New housing construction in the Nokdim settlement in the West Bank, south of the Palestinian city of Bethlehem, on October 13, 2020. (Menahem Kahana / AFP)

Separately, Zman Yisrael quoted the source as saying the Bennett-led government believes the Biden administration will hold off from reopening the US consulate in Jerusalem, the de facto mission to the Palestinians in Israel’s capital.

“This is our perception and these are the messages we are transmitting and receiving, and it does not matter what is being published on the matter,” the source said.

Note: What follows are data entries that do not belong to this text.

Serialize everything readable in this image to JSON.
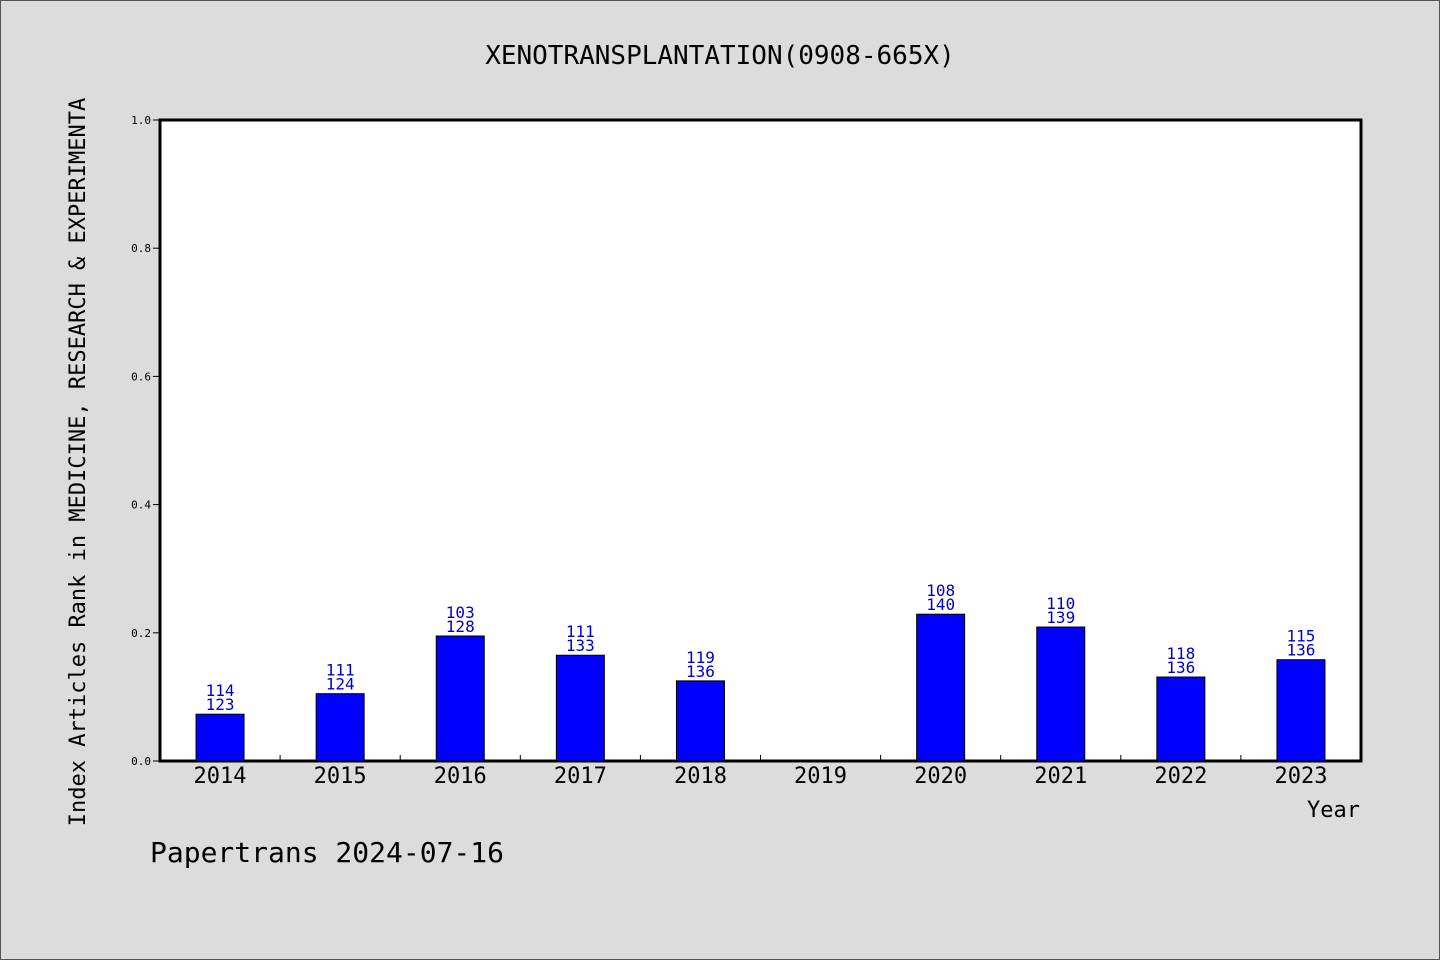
{
  "chart_data": {
    "type": "bar",
    "title": "XENOTRANSPLANTATION(0908-665X)",
    "xlabel": "Year",
    "ylabel": "Index Articles Rank in MEDICINE, RESEARCH & EXPERIMENTA",
    "ylim": [
      0,
      1.0
    ],
    "yticks": [
      "0.0",
      "0.2",
      "0.4",
      "0.6",
      "0.8",
      "1.0"
    ],
    "categories": [
      "2014",
      "2015",
      "2016",
      "2017",
      "2018",
      "2019",
      "2020",
      "2021",
      "2022",
      "2023"
    ],
    "values": [
      0.073,
      0.105,
      0.195,
      0.165,
      0.125,
      null,
      0.229,
      0.209,
      0.131,
      0.158
    ],
    "rank_labels": [
      "114",
      "111",
      "103",
      "111",
      "119",
      "",
      "108",
      "110",
      "118",
      "115"
    ],
    "total_labels": [
      "123",
      "124",
      "128",
      "133",
      "136",
      "",
      "140",
      "139",
      "136",
      "136"
    ],
    "bar_color": "#0000ff",
    "label_color": "#0000cc",
    "grid": false
  },
  "footer": {
    "credit": "Papertrans 2024-07-16"
  }
}
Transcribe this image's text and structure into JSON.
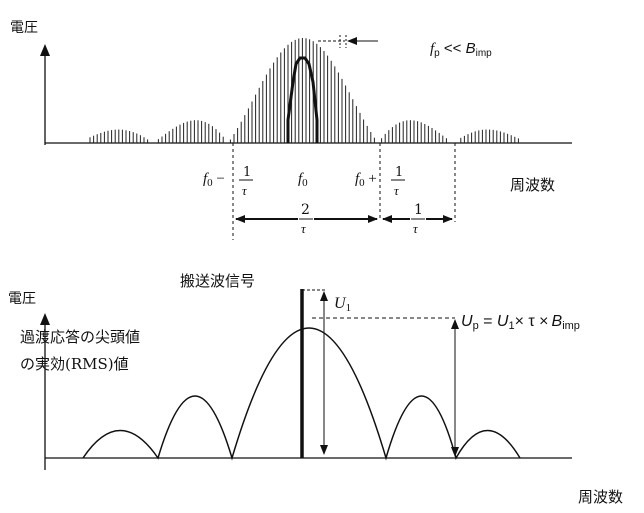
{
  "top_panel": {
    "y_axis_label": "電圧",
    "x_axis_label": "周波数",
    "annotation": {
      "f": "f",
      "f_sub": "p",
      "relation": " << ",
      "b": "B",
      "b_sub": "imp"
    },
    "tick_labels": {
      "left": {
        "base": "f",
        "sub": "0",
        "op": " − ",
        "num": "1",
        "den": "τ"
      },
      "center": {
        "base": "f",
        "sub": "0"
      },
      "right": {
        "base": "f",
        "sub": "0",
        "op": " + ",
        "num": "1",
        "den": "τ"
      }
    },
    "spans": [
      {
        "num": "2",
        "den": "τ"
      },
      {
        "num": "1",
        "den": "τ"
      }
    ]
  },
  "bottom_panel": {
    "y_axis_label": "電圧",
    "x_axis_label": "周波数",
    "carrier_label": "搬送波信号",
    "u1_label": {
      "base": "U",
      "sub": "1"
    },
    "caption_line1": "過渡応答の尖頭値",
    "caption_line2": "の実効(RMS)値",
    "formula": {
      "lhs": "U",
      "lhs_sub": "p",
      "eq": " = ",
      "u": "U",
      "u_sub": "1",
      "times1": "× τ ×",
      "b": "B",
      "b_sub": "imp"
    }
  }
}
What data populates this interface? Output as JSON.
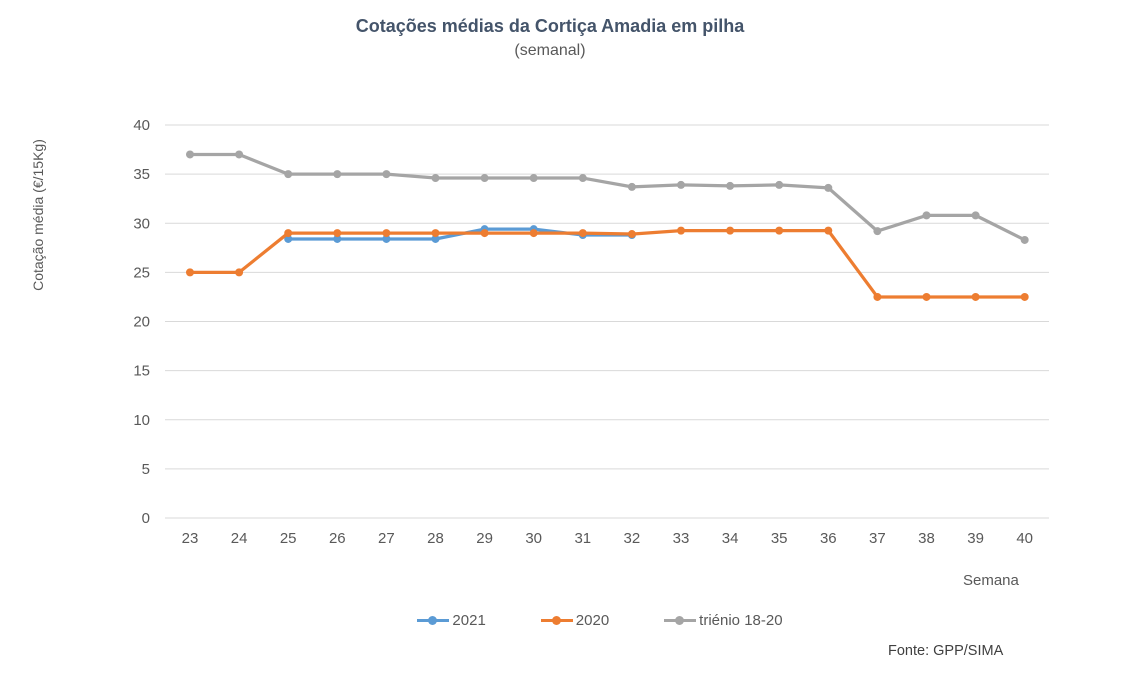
{
  "chart_data": {
    "type": "line",
    "title": "Cotações médias da Cortiça Amadia em pilha",
    "subtitle": "(semanal)",
    "xlabel": "Semana",
    "ylabel": "Cotação média (€/15Kg)",
    "source": "Fonte: GPP/SIMA",
    "ylim": [
      0,
      40
    ],
    "yticks": [
      0,
      5,
      10,
      15,
      20,
      25,
      30,
      35,
      40
    ],
    "grid": true,
    "legend_position": "bottom",
    "categories": [
      23,
      24,
      25,
      26,
      27,
      28,
      29,
      30,
      31,
      32,
      33,
      34,
      35,
      36,
      37,
      38,
      39,
      40
    ],
    "series": [
      {
        "name": "2021",
        "color": "#5B9BD5",
        "values": [
          null,
          null,
          28.4,
          28.4,
          28.4,
          28.4,
          29.4,
          29.4,
          28.8,
          28.8,
          null,
          null,
          null,
          null,
          null,
          null,
          null,
          null
        ]
      },
      {
        "name": "2020",
        "color": "#ED7D31",
        "values": [
          25,
          25,
          29,
          29,
          29,
          29,
          29,
          29,
          29,
          28.9,
          29.25,
          29.25,
          29.25,
          29.25,
          22.5,
          22.5,
          22.5,
          22.5
        ]
      },
      {
        "name": "triénio 18-20",
        "color": "#A5A5A5",
        "values": [
          37,
          37,
          35,
          35,
          35,
          34.6,
          34.6,
          34.6,
          34.6,
          33.7,
          33.9,
          33.8,
          33.9,
          33.6,
          29.2,
          30.8,
          30.8,
          28.3
        ]
      }
    ],
    "colors": {
      "gridline": "#D9D9D9",
      "tick_text": "#595959",
      "title_text": "#44546A"
    }
  }
}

The consulate was shuttered by former US president Trump in 2019 and its staff was folded into the US embassy, which moved to the city a year earlier, in what the Palestinians viewed as a downgrading of their ties with the US.

US officials maintain that reopening the consulate is simply a return to the pre-Trump status quo and part of Biden’s pledge to renew relations with the Palestinians that were severed during the previous administration. Moreover, they point out that nearly a dozen other countries already operate consulates in Jerusalem that serve the Palestinians.

However, Israel is opposed to the Biden administration’s plan to reopen the consulate, viewing it as an encroachment of their sovereignty in the city and one that will lead to a flood of other countries moving to open diplomatic offices in Jerusalem to serve the Palestinians. Israel’s permission would be required for the consulate to reopen, a US official acknowledged this week.

View of the US Consulate in Jerusalem on October 27, 2021. (Yonatan Sindel/Flash90)

Meanwhile, regarding the illegal West Bank outpost of Evyatar, which its settlers recently evacuated while the government conducts a survey of the land in order to determine its status, the source said some of the lands are state-owned, and not privately Palestinian-owned.

The source close to Bennett quoted by Zman Yisrael spoke of plans to build a yeshiva on the hill once the survey is complete, per an agreement between the Defense Ministry and the outpost’s settlers.

“The whole story of Evyatar is a landmine left to us by Benjamin Netanyahu before we formed this government. We managed to dismantle this landmine. There is no reason to give Netanyahu another landmine against the government,” the source added.

“This is a right-wing government,” the source told Zman Yisrael. “Everyone understands this.”